The language of excavation is familiar to fans of late Bay Area artist Jay DeFeo. She famously spent eight years from 1958 to '66 both building up and digging into the surface of a massive abstract painting-sculpture ultimately known as "The Rose."
But now that DeFeo is the subject of a major museum retrospective, the excavation image seems better suited to the activity of the curators, such as Dana Miller from the Whitney and Corey Keller at SFMOMA, who have gone well beyond DeFeo’s "Rose" to bring her little-known work to light in their exhibitions and this catalog.

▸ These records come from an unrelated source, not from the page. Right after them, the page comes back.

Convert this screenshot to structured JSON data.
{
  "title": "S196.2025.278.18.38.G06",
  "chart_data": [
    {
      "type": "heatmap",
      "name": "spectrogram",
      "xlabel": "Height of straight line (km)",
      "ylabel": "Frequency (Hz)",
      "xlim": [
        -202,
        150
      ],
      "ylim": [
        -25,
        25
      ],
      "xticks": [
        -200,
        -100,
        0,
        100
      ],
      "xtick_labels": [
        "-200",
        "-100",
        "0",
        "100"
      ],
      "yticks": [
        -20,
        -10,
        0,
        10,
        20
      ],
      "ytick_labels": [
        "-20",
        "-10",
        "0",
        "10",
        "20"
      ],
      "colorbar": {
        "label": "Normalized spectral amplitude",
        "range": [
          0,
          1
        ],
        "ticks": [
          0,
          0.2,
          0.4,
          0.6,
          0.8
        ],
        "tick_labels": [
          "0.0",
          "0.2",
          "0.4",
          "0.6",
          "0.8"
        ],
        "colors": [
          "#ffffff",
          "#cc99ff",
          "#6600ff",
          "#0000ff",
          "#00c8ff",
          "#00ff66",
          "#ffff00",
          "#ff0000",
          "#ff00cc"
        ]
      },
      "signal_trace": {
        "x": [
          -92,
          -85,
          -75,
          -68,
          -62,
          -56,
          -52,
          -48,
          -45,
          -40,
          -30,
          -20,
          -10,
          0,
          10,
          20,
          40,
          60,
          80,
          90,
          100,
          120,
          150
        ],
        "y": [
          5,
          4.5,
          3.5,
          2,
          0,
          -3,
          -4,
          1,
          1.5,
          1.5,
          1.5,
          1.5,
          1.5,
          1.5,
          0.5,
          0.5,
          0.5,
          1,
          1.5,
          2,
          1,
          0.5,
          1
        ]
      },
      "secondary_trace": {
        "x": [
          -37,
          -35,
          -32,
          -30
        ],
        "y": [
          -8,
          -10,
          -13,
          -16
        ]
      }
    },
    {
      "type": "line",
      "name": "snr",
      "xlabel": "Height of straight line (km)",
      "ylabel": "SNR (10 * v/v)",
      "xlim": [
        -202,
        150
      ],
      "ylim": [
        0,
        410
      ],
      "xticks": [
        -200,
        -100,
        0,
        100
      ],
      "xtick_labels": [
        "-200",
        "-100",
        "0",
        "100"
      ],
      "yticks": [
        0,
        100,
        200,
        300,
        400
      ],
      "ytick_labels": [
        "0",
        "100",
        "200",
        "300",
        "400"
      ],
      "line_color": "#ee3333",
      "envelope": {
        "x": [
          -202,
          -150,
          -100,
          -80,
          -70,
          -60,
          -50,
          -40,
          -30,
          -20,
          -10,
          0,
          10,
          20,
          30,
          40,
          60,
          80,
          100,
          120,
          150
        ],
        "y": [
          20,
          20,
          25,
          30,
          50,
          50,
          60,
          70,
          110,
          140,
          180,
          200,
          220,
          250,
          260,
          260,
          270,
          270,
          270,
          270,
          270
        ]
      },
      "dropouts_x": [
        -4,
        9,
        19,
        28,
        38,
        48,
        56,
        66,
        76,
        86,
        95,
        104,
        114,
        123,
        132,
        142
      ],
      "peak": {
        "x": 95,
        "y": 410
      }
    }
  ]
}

The biggest revelation: DeFeo was a photographer as well as a painter, making quasi-Surreal, experimental-looking prints and photo-collages in the 1970s that resonate with work done during that time by Wallace Berman, Bruce Conner and — in their cool attention to everyday objects in decay — William Eggleston. Photographs of her own dental bridges, a decrepit chandelier and gnarly wrapped objects are standouts.
The catalog features some photographs not included in the SFMOMA presentation, most notably a set of 1959 photographs that Berman took of a semi-clad or naked DeFeo posed (sometimes legs splayed) in front of her paintings. In the San Francisco showing at least, the curator decided these artful pinup images were more Berman than DeFeo’s work — and cut them from the show.